As Atrios notes, he and I have disagreed about the merits of Social Security reform for many years. Today he explains why he doesn't think that fixing Social Security's finances would do any good:
Nothing will take Social Security off the table for decades. They could cut benefits in half and extend the expected solvency of the program for 12 trillion years, and the Washington Post would be back the next day informing us that this was a good down payment, but much more "reform" needs to happen blah blah blah.
They really do want to starve your granny.
This really is the heart of our disagreement. So here's my argument in super-condensed form.
If we extended the solvency of Social Security for the next century, it's true that the Cato Institute would be back the next day complaining that this wasn't enough. After all, they're ideologically opposed to the whole idea of Social Security. It might take the Heritage Foundation a little longer, but they'd get right back into the fight pretty quickly too.
But the Washington Post wouldn't. The Pete Peterson folks wouldn't. The truth is that all the earnest, centrist, Very Serious People who want to reform Social Security don't want to starve your granny.

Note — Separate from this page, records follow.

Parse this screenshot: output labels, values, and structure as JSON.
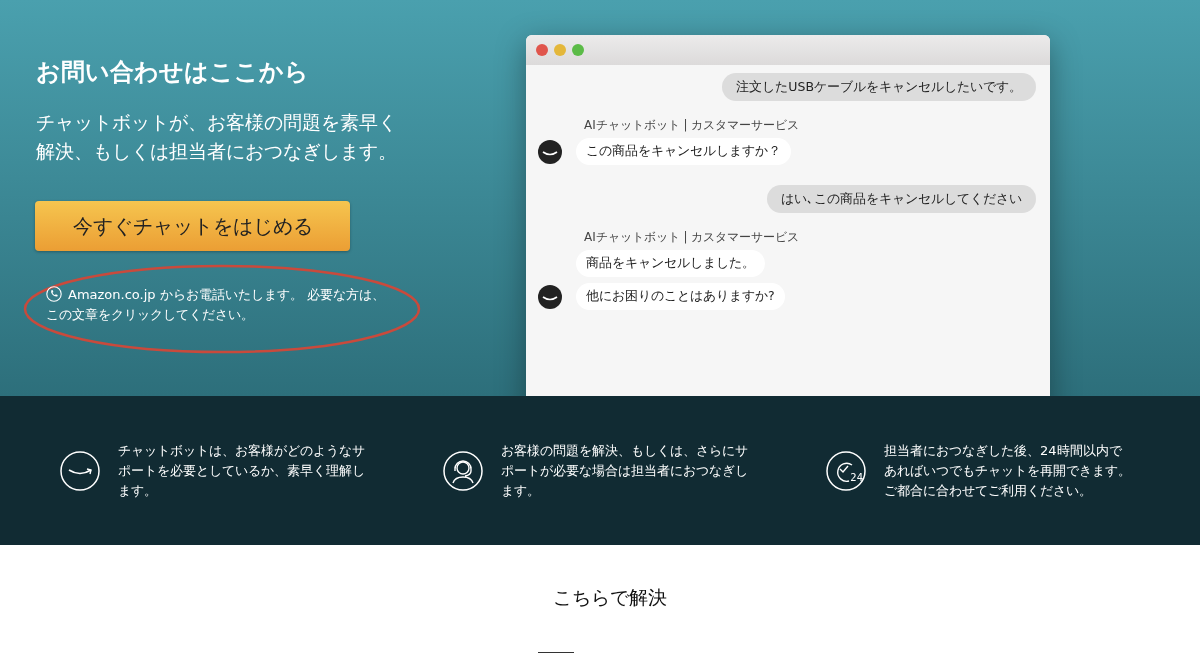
{
  "hero": {
    "title": "お問い合わせはここから",
    "description": "チャットボットが、お客様の問題を素早く解決、もしくは担当者におつなぎします。",
    "button": "今すぐチャットをはじめる",
    "phone_note": "Amazon.co.jp からお電話いたします。 必要な方は、この文章をクリックしてください。"
  },
  "chat": {
    "messages": [
      {
        "kind": "user",
        "text": "注文したUSBケーブルをキャンセルしたいです。"
      },
      {
        "kind": "bot",
        "sender": "AIチャットボット | カスタマーサービス",
        "bubbles": [
          "この商品をキャンセルしますか？"
        ]
      },
      {
        "kind": "user",
        "text": "はい､この商品をキャンセルしてください"
      },
      {
        "kind": "bot",
        "sender": "AIチャットボット | カスタマーサービス",
        "bubbles": [
          "商品をキャンセルしました。",
          "他にお困りのことはありますか?"
        ]
      }
    ]
  },
  "features": [
    {
      "kind": "smile",
      "text": "チャットボットは、お客様がどのようなサポートを必要としているか、素早く理解します。"
    },
    {
      "kind": "headset",
      "text": "お客様の問題を解決、もしくは、さらにサポートが必要な場合は担当者におつなぎします。"
    },
    {
      "kind": "clock",
      "icon_text": "24",
      "text": "担当者におつなぎした後、24時間以内であればいつでもチャットを再開できます。ご都合に合わせてご利用ください。"
    }
  ],
  "resolve": {
    "title": "こちらで解決"
  }
}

They don't have a problem with the concept of a guaranteed retirement program. They just want it to be properly funded.
So a deal would shut them up. The Post editorial board would be happy. The Pete Peterson fans would be happy. Everyone outside the hard right would be happy. And without the megaphone provided by the VSPs, the hard right simply has no traction on this issue. They could keep griping forever, but it would just be one of their many fringe issues that no one else cares about. Effectively, Social Security would be off the table for decades.

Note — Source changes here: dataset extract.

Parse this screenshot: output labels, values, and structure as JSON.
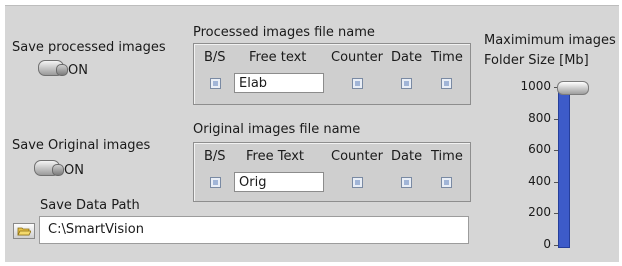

What I mean by this, of course, is that it would be as far off the table as anything ever is in real life. Nothing will make everyone happy. Nothing will fix Social Security forever. Nothing will shut up the Glenn Becks and the Birchers and the libertarian hard cases. But if the VSPs are on board, Social Security would, for all practical purposes, cease to be a subject of controversy for many, many years. I think that would be good for the country, good for seniors, good for the liberal project, and well worth doing. The problem is finding any negotiating partners on the other side who are serious about making a deal.